What is “Craft” vs “Art”

(I have ruminated upon this before and probably will again…)

Ars longa, Vita brevis

This saying was ancient when St Francis of Assisi wrote it down.

Ὁ βίος βραχύς,ἡ δὲ τέχνη μακρή,ὁ δὲ καιρὸς ὀξύς,ἡ δὲ πεῖρα σφαλερή,ἡ δὲ κρίσις χαλεπή.

Was written by Hippocrates,

it starts:

life is short and art takes time, this was translated to latin as:

Vīta brevis,ars longa,occāsiō praeceps,experīmentum perīculōsum,iūdicium difficile.

and in English:

Life is short, and art long, opportunity fleeting, experimentations perilous, and judgment difficult.

and Chaucer used it as:

The lyf so short, the craft so long to lerne

which Gustav Stickley used as his motto in all of his advertising.

Ars or art until Chaucer changes it to craft…

Before these words were divided, they meant the same thing. Craft or art was the knowing of how to do things.

Some time between 1066 and now:

Art became painting, sculpture, and Grand Architecture.

Craft became knitting, weaving, house building, furniture making, boatbuilding, basket weaving, rope making and making things from rope, farming, fishing, and essentially everything else that people did and made.

I blame it on the Norman invasion.

but whatever the cause of the rift in definitions,

Art is display of wealth and power,

Craft is display of skill in making ordinary things.

And then our language (or society) inserts or reinserts ambiguity, by calling the most excellent craftsmen: “artists”, and sometimes even calling an artist, a craftsman.

my mind, my core, my soul if you will, wants a disambiguation of this. and yet it doesn’t.

There are craftsmen who look down on artists because they do not do the same thing twice, are not able to do a thing twice. they think the artist is all imagination and no skill.

There are artists who look down on craftsmen because the craftsmen keep making the same thing over and over and over… they think a craftsman is all skill and no imagination.

A few artists hit on something that grabs all of their focus, so they try it again, and again, each time reaching for something they haven’t quite achieved yet… and they slowly become craftsmen.

Some craftsmen after years of doing a thing start to see other possibilities in their forms and start modifying what they do to make them better to reach towards what their imaginations sees, improved lines and flow of spaces… and they slowly become artists.


questions like “was Michelangelo an artist or a craftsman” do not arise.

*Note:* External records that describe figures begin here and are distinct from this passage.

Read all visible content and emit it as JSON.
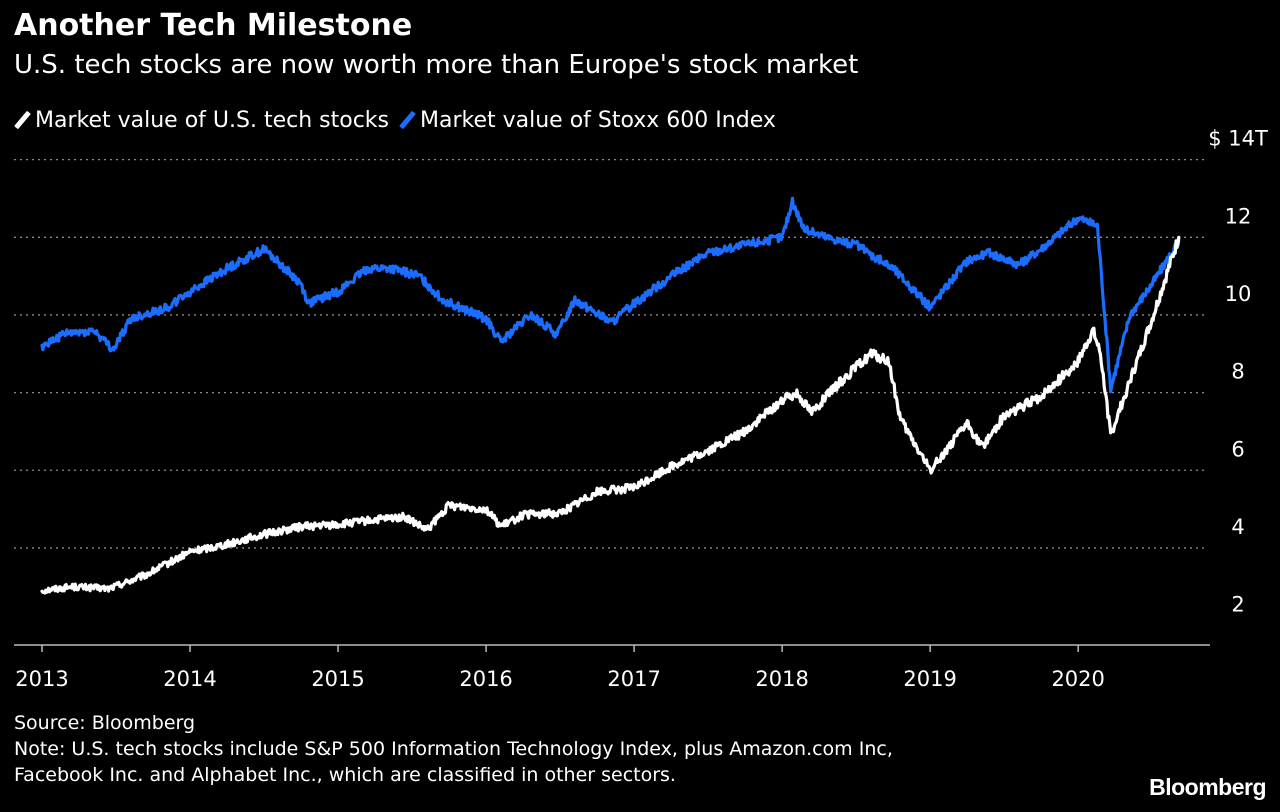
{
  "chart_data": {
    "type": "line",
    "title": "Another Tech Milestone",
    "subtitle": "U.S. tech stocks are now worth more than Europe's stock market",
    "yunit_label": "$ 14T",
    "ylim": [
      1.5,
      14.3
    ],
    "xlim": [
      2013.0,
      2020.85
    ],
    "y_ticks": [
      {
        "value": 14,
        "label": "$ 14T"
      },
      {
        "value": 12,
        "label": "12"
      },
      {
        "value": 10,
        "label": "10"
      },
      {
        "value": 8,
        "label": "8"
      },
      {
        "value": 6,
        "label": "6"
      },
      {
        "value": 4,
        "label": "4"
      },
      {
        "value": 2,
        "label": "2"
      }
    ],
    "x_ticks": [
      {
        "value": 2013,
        "label": "2013"
      },
      {
        "value": 2014,
        "label": "2014"
      },
      {
        "value": 2015,
        "label": "2015"
      },
      {
        "value": 2016,
        "label": "2016"
      },
      {
        "value": 2017,
        "label": "2017"
      },
      {
        "value": 2018,
        "label": "2018"
      },
      {
        "value": 2019,
        "label": "2019"
      },
      {
        "value": 2020,
        "label": "2020"
      }
    ],
    "grid": true,
    "legend_position": "top-left",
    "series": [
      {
        "name": "Market value of U.S. tech stocks",
        "color": "#ffffff",
        "x": [
          2013.0,
          2013.2,
          2013.45,
          2013.7,
          2014.0,
          2014.25,
          2014.5,
          2014.75,
          2015.0,
          2015.2,
          2015.45,
          2015.6,
          2015.75,
          2016.0,
          2016.1,
          2016.25,
          2016.5,
          2016.75,
          2017.0,
          2017.25,
          2017.5,
          2017.75,
          2018.0,
          2018.1,
          2018.2,
          2018.4,
          2018.6,
          2018.72,
          2018.8,
          2019.0,
          2019.25,
          2019.35,
          2019.5,
          2019.75,
          2020.0,
          2020.1,
          2020.15,
          2020.22,
          2020.35,
          2020.5,
          2020.68
        ],
        "y": [
          2.9,
          3.0,
          2.95,
          3.3,
          3.9,
          4.1,
          4.35,
          4.55,
          4.6,
          4.7,
          4.8,
          4.45,
          5.1,
          5.0,
          4.55,
          4.85,
          4.9,
          5.45,
          5.55,
          6.1,
          6.5,
          7.0,
          7.8,
          8.0,
          7.5,
          8.3,
          9.0,
          8.8,
          7.3,
          6.0,
          7.2,
          6.6,
          7.4,
          7.9,
          8.8,
          9.6,
          9.0,
          6.9,
          8.3,
          9.9,
          12.0
        ]
      },
      {
        "name": "Market value of Stoxx 600 Index",
        "color": "#1a6dff",
        "x": [
          2013.0,
          2013.15,
          2013.35,
          2013.48,
          2013.6,
          2013.85,
          2014.0,
          2014.25,
          2014.5,
          2014.75,
          2014.8,
          2015.0,
          2015.2,
          2015.35,
          2015.55,
          2015.7,
          2016.0,
          2016.1,
          2016.3,
          2016.48,
          2016.6,
          2016.85,
          2017.0,
          2017.25,
          2017.5,
          2018.0,
          2018.07,
          2018.15,
          2018.3,
          2018.5,
          2018.75,
          2019.0,
          2019.25,
          2019.4,
          2019.6,
          2019.75,
          2020.0,
          2020.13,
          2020.22,
          2020.35,
          2020.5,
          2020.68
        ],
        "y": [
          9.2,
          9.5,
          9.6,
          9.1,
          9.9,
          10.2,
          10.6,
          11.2,
          11.7,
          10.8,
          10.3,
          10.6,
          11.2,
          11.2,
          11.0,
          10.4,
          9.9,
          9.3,
          10.0,
          9.5,
          10.4,
          9.8,
          10.3,
          11.0,
          11.6,
          12.0,
          12.9,
          12.2,
          12.0,
          11.8,
          11.2,
          10.2,
          11.4,
          11.6,
          11.3,
          11.7,
          12.5,
          12.3,
          8.1,
          10.0,
          10.8,
          11.9
        ]
      }
    ]
  },
  "legend": {
    "items": [
      {
        "label": "Market value of U.S. tech stocks",
        "color": "#ffffff"
      },
      {
        "label": "Market value of Stoxx 600 Index",
        "color": "#1a6dff"
      }
    ]
  },
  "footer": {
    "source": "Source: Bloomberg",
    "note_line1": "Note: U.S. tech stocks include S&P 500 Information Technology Index, plus Amazon.com Inc,",
    "note_line2": "Facebook Inc. and Alphabet Inc., which are classified in other sectors."
  },
  "brand": "Bloomberg"
}
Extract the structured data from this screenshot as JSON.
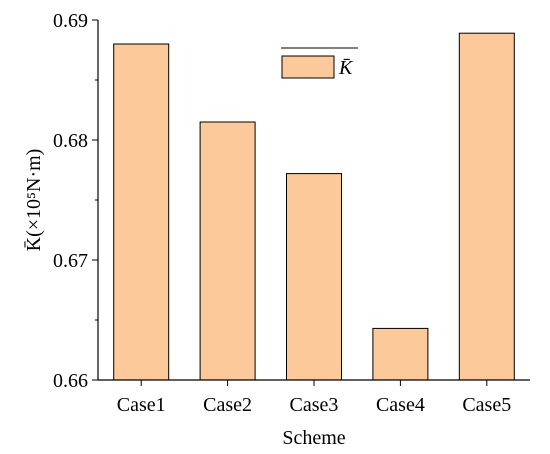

Artists of that era spent years practising by copying the same figure over and over (think of the market for concrete figures today, and the sales of pictures in frames at Walmart) for sale to the public. Thus he was trained like a craftsman, but, by his use of shading, composition, and superposition surpassed most of his contemporaries and landed him contracts that allowed him to show those skills at their best.. so he was an artist… and a craftsman.

Painting and sculpture and all of the “arts” used to be taught more like crafts are taught today. Guilds controlled training that would take years (decades) of learning techniques and copying things to be sold for public consumption. Some of the famous Painters had studios with dozens of apprentices doing the same painting over and over. Those were sold cheap to keep the doors open. Some of those apprentices became famous painters themselves, and some did not.

Today you don’t need a degree or training to call yourself a Painter or a Sculptor. It might help you learn a few techniques and make contacts to go to school or to apprentice. Nor is any training required to call yourself a Craftsman.

Yet even today crafts are not taught as they were, craft schools are few and far between. you get a smattering of introductions to several crafts. And a pat on the head. And the privilege of saying you went to this or that craft school. Then you are out on your own to do the 10 to 15 years of repetition it takes to really “Become”.

Apprenticeships are nearly nonexistent and most trade schools focus on plumbing and electrical work. I’m not saying a trade isn’t a craft, it is a craft. But not all of us are cracked up for working as tradesmen.

Carpentry is also craft (no one is teaching it), as is Pottery. Pottery is/(might also be) an art… every college that has an art dept. has pottery classes.

be well


(Wikipedia was used as a reference for this post)

One response to “What is “Craft” vs “Art””

  1. I have had the same sort of issues with these terms. I have chosen to be called artisan if anything but basically think of myself as a craftsman. My main outlet is doing mid 18th century reenactment as an itinerant rural woodworker, unindentured. This has allowed me a lot of latitude in my work. I do not do reproduction pieces as much as I reproduce the methods of working. Many times I have been referred to as an artist or that my work is real art. My response is that in the time I represent what I do is simply what was expected of someone who wanted to make a living. Work of less quality would soon put one in a very bad way financially and socially. I explain that even though the methods and quality of my work might seem extraordinary these days, there was a time when it was not such a big deal. So, I am a craftsman making useful wooden domestic implements trying to fill the needs of regular folks. After all, most would not stick a piece of Rodin in a pot of stew.